Pues según Freud, la cosa tiene su miga.
Por extraño que parezca, Freud sostenía como hipótesis digna de estudio que hubo un tiempo en el que los hombres (los varones) no podíamos reprimir el impulso de apagar el fuego mediante la micción sobre la llama. Solo cuando aprendimos a reprimir ese impulso urinario infantil, vinculado a la competición fálica, a los deleites de la uretra y al placer homoerótico (siempre según el doctor vienés), fue cuando dimos comienzo a la civilización. Desde entonces, a los hombres nos gusta controlar el fuego (y esa podría ser también la explicación del bien conocido fenómeno según el cual la preparación de las barbacoas son casi siempre cosa de varones).
Puedes comprobar por tí mismo esta abracadabrante interpretación freudiana consultando su obra la Civilización y sus Malestares, capítulo tercero, en la nota del autor a pie de página. Yo tengo la edición inglesa, traducida por James Strachey, con el titulo de Civilization and its Discontents (mucha mejor traducción que ese disparate de El Malestar de la Cultura).
Es la nota que termina diciendo: “…it is remarkable, too, how regularly analytic experience testifies to the connection between ambition, fire and urethral erotism”)

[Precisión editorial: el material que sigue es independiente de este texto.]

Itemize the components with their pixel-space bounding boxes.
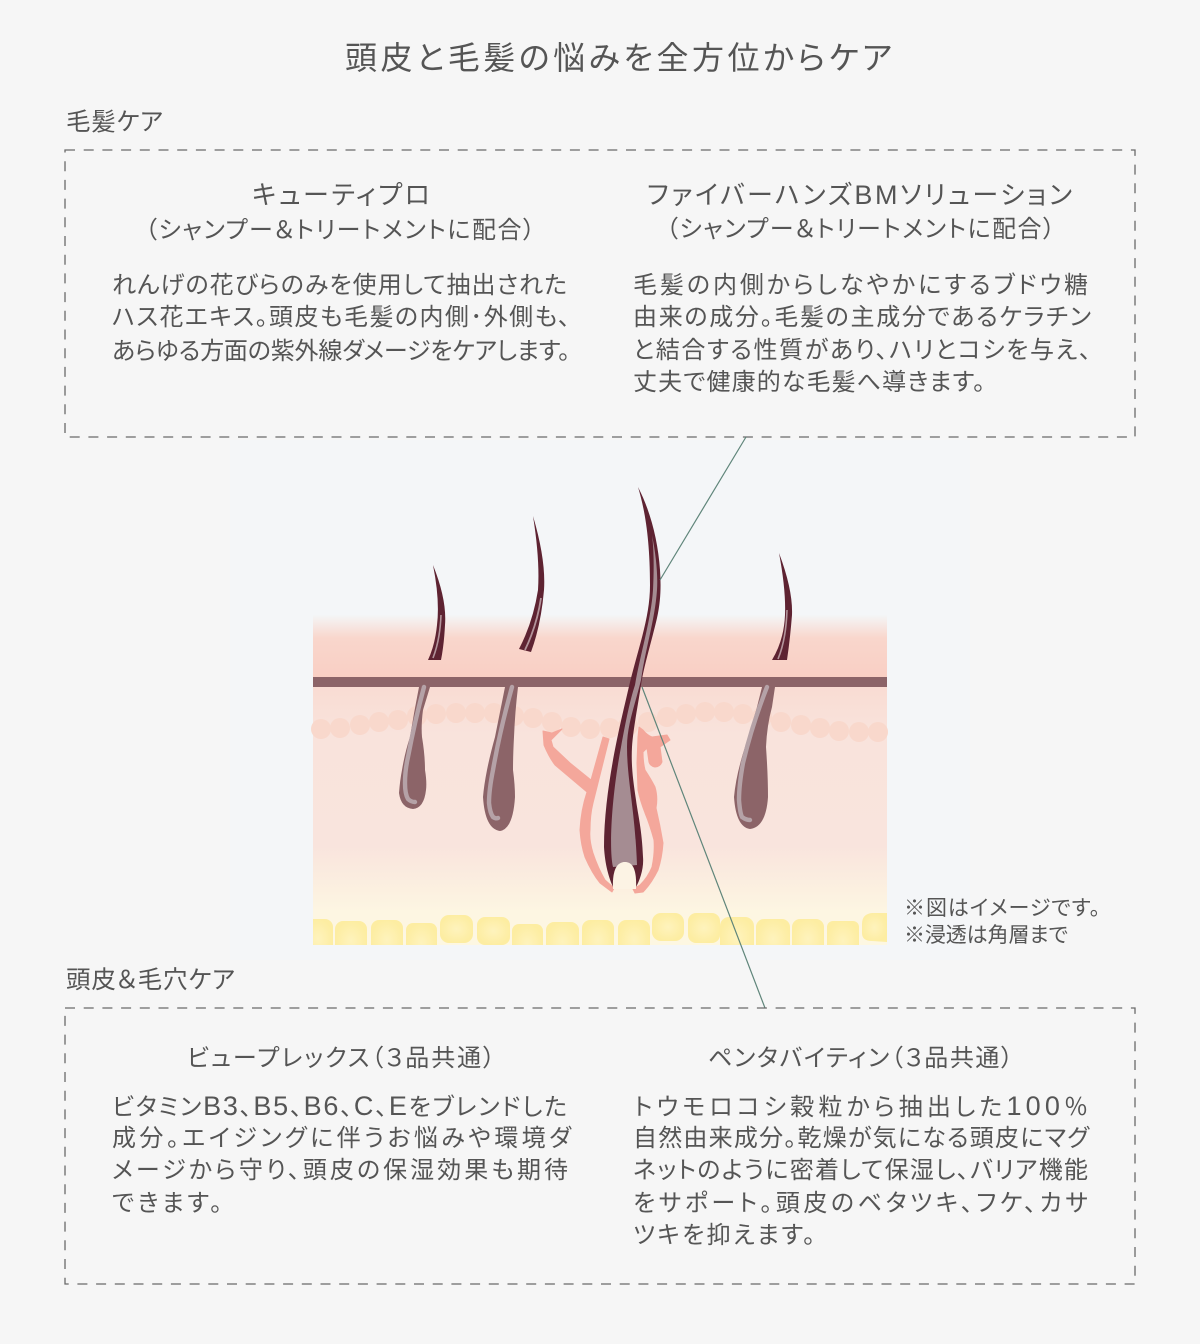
bulb notch (613, 862, 636, 889)
ingredient name: ペンタバイティン（３品共通） (708, 1045, 1013, 1072)
panel border (65, 150, 1135, 437)
description: ネットのように密着して保湿し、バリア機能 (633, 1157, 1088, 1184)
hair root (399, 687, 430, 809)
root highlight (405, 687, 424, 802)
image notes (904, 897, 1100, 947)
shaft highlight (525, 598, 541, 650)
description: 由来の成分。毛髪の主成分であるケラチン (633, 304, 1091, 331)
description: メージから守り、頭皮の保湿効果も期待 (112, 1157, 568, 1184)
follicle sheath (543, 727, 670, 893)
description (112, 1091, 572, 1217)
description: れんげの花びらのみを使用して抽出された (112, 272, 567, 299)
hair outer (604, 487, 661, 887)
description: 成分。エイジングに伴うお悩みや環境ダ (112, 1125, 572, 1152)
cell row: upper dots (311, 702, 888, 742)
title: 頭皮と毛髪の悩みを全方位からケア (345, 40, 892, 76)
heading: scalp and pore care: 頭皮＆毛穴ケア (66, 966, 235, 994)
description (633, 272, 1091, 396)
illustration background tint (230, 440, 970, 960)
description: 毛髪の内側からしなやかにするブドウ糖 (633, 272, 1088, 299)
description: ツキを抑えます。 (633, 1222, 815, 1249)
hair shaft (772, 553, 792, 660)
ingredient name: ファイバーハンズBMソリューション (647, 180, 1072, 210)
hair root (734, 687, 775, 829)
ingredient: Viewplex (112, 1045, 572, 1217)
ingredient name: キューティプロ (252, 180, 430, 210)
ingredient note: （シャンプー＆トリートメントに配合） (145, 217, 535, 244)
ingredient: Cutipro (112, 180, 570, 365)
description: ハス花エキス。頭皮も毛髪の内側･外側も、 (112, 304, 570, 331)
description: 自然由来成分。乾燥が気になる頭皮にマグ (633, 1125, 1090, 1152)
heading: hair care: 毛髪ケア (66, 108, 163, 136)
hair 4 (734, 553, 792, 829)
hair 2 (483, 516, 544, 831)
hair core (611, 535, 657, 867)
panel border (65, 1008, 1135, 1284)
description: トウモロコシ穀粒から抽出した100％ (634, 1091, 1088, 1121)
hair root (483, 687, 518, 831)
ingredient note: （シャンプー＆トリートメントに配合） (666, 216, 1055, 243)
leader line: to hair care panel (660, 437, 746, 580)
hair 3: main hair (604, 487, 661, 889)
description (633, 1091, 1090, 1249)
hair shaft (428, 565, 445, 660)
root highlight (739, 687, 767, 820)
ingredient name: ビュープレックス（３品共通） (187, 1045, 495, 1072)
panel: scalp and pore care (65, 1008, 1135, 1284)
leader line: to scalp care panel (642, 687, 765, 1008)
description: をサポート。頭皮のベタツキ、フケ、カサ (633, 1190, 1088, 1217)
skin surface band (313, 677, 887, 687)
shaft highlight (778, 610, 787, 659)
skin cross-section illustration (303, 487, 888, 964)
description: できます。 (112, 1190, 222, 1217)
description: あらゆる方面の紫外線ダメージをケアします。 (112, 338, 570, 365)
image notes: ※浸透は角層まで (904, 924, 1068, 947)
shaft highlight (433, 615, 441, 658)
description: ビタミンB3、B5、B6、C、Eをブレンドした (112, 1091, 567, 1121)
image notes: ※図はイメージです。 (904, 897, 1100, 920)
description (112, 272, 570, 365)
panel: hair care (65, 150, 1135, 437)
ingredient: Fiber Hands BM Solution (633, 180, 1091, 396)
description: 丈夫で健康的な毛髪へ導きます。 (633, 369, 985, 396)
hair shaft (519, 516, 544, 652)
skin layers (313, 615, 887, 945)
root highlight (489, 687, 512, 818)
cell row: yellow fat cells (313, 913, 887, 945)
ingredient: Pentabiotin (633, 1045, 1090, 1249)
hair 1 (399, 565, 445, 809)
description: と結合する性質があり、ハリとコシを与え、 (633, 337, 1091, 364)
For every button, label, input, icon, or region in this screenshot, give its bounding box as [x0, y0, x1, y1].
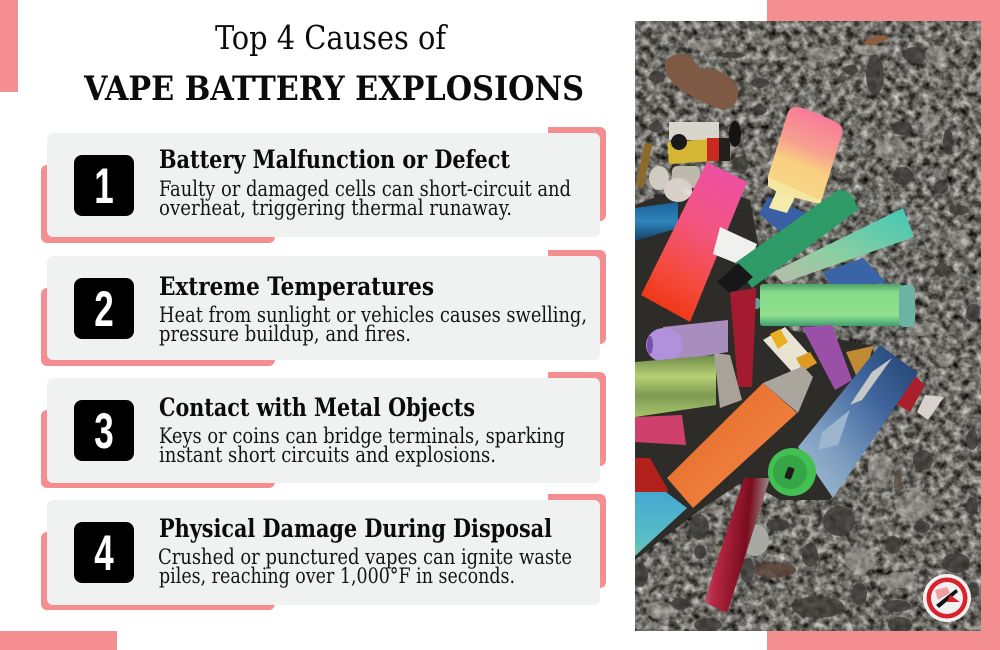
vape: purple stick [802, 325, 852, 390]
card accents [41, 494, 606, 610]
vape: red clear stick [704, 478, 770, 613]
description [158, 545, 572, 589]
description: Crushed or punctured vapes can ignite waste [158, 545, 572, 570]
vape: keys and white fragments [636, 142, 700, 202]
vape: white cylinder [713, 227, 757, 263]
panel: cause 4 [41, 494, 606, 610]
vape: peach mouthpiece device [768, 107, 842, 213]
card accents [41, 127, 606, 243]
number badge 3: 3 [94, 404, 114, 460]
vape: red crushed can [887, 350, 944, 420]
vape: yellow and white battery [763, 327, 817, 373]
card accents [41, 250, 606, 366]
vape: crimson tube [730, 288, 756, 387]
title [83, 18, 584, 109]
panel: cause 2 [41, 250, 606, 366]
description: instant short circuits and explosions. [159, 443, 496, 468]
accent: top-left bar [0, 0, 18, 92]
description [159, 424, 565, 468]
accent: bottom-left bar [0, 631, 117, 650]
photo: discarded vapes on gravel [632, 21, 981, 633]
rust stain [665, 54, 738, 110]
vape: grey disc [746, 524, 769, 556]
number badge 4: 4 [94, 526, 114, 582]
title line 2: VAPE BATTERY EXPLOSIONS [83, 69, 584, 109]
number badge 2: 2 [94, 282, 114, 338]
vape: clear orange device [667, 366, 813, 508]
vape: scratched blue flat device [798, 345, 918, 498]
heading: Contact with Metal Objects [159, 393, 475, 422]
logo badge [923, 574, 971, 622]
description [159, 303, 587, 347]
vape: blue tube under teal [823, 258, 887, 286]
description: Heat from sunlight or vehicles causes swelling, [159, 303, 587, 328]
title line 1: Top 4 Causes of [215, 18, 448, 57]
vape: green stick [717, 190, 858, 295]
vape: battery cell with wires [667, 121, 741, 164]
number badge 1: 1 [94, 159, 114, 215]
vape: cyan gradient [635, 492, 687, 556]
number badge 4 [74, 522, 134, 583]
description: Faulty or damaged cells can short-circuit and [159, 177, 571, 202]
accent: right frame [767, 0, 1000, 650]
description: overheat, triggering thermal runaway. [159, 196, 512, 221]
card background [47, 378, 600, 483]
vape: pink crushed tube [635, 415, 686, 445]
vape: holographic green device [635, 353, 742, 417]
vape: blue tube left [635, 202, 678, 241]
card background [47, 133, 600, 237]
heading: Battery Malfunction or Defect [159, 145, 511, 174]
vape: red and black end [635, 458, 668, 493]
vape: light green device [755, 284, 915, 327]
panel: cause 1 [41, 127, 606, 243]
vape: pink-orange gradient [641, 162, 747, 322]
vape: blue tube under mouthpiece [759, 197, 807, 233]
description [159, 177, 571, 221]
card background [47, 256, 600, 360]
number badge 2 [74, 278, 134, 339]
gravel ground [632, 21, 981, 633]
description: piles, reaching over 1,000°F in seconds. [159, 564, 515, 589]
number badge 1 [74, 155, 134, 216]
description: Keys or coins can bridge terminals, sparking [159, 424, 565, 449]
vape: teal silver gradient [773, 208, 914, 283]
heading: Physical Damage During Disposal [159, 514, 552, 543]
vape: orange foil scrap [846, 346, 873, 375]
heading: Extreme Temperatures [159, 272, 434, 301]
number badge 3 [74, 400, 134, 461]
vape: lilac device [646, 320, 728, 363]
card accents [41, 372, 606, 488]
vape: green round cap [768, 448, 816, 496]
description: pressure buildup, and fires. [159, 322, 411, 347]
shadowed pile base [635, 180, 900, 560]
panel: cause 3 [41, 372, 606, 488]
card background [47, 500, 600, 605]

El admirable por tantas cosas Vladimir Nabokov se excedía sin duda cuando llamaba a Freud falso pensador, filisteo, impostor, creador de un método grotesco, embaucador del público crédulo, farsante, productor de pura charlatanería, fantoche, curandero que se obstina en aplicar mitologías apolilladas a las partes privadas, maniático austriaco con paraguas raído que glosa monótonos sueños de clase media, sacerdote de una religión que conduce a consecuencias éticas peligrosas (como cuando un asesino repugnante con cerebro de lombriz se le da una pena más leve porque su madre lo zurraba demasiado, o demasiado poco)…Y otras muchas lindezas (en Opiniones Contundentes encontrarás una selección).
Toda esa inquina nabokoviana es sin duda excesiva. E incluso hace que el genial autor de Lolita se nos presente como un tanto sospechoso de requerir algún tipo de terapia…psicoanalítica.
Pero, yo miro al fuego que arde alegre esta mañana de Enero en la chimenea y, ay, pienso que en ocasiones, el creador del psicoanálisis me parece un completo majadero.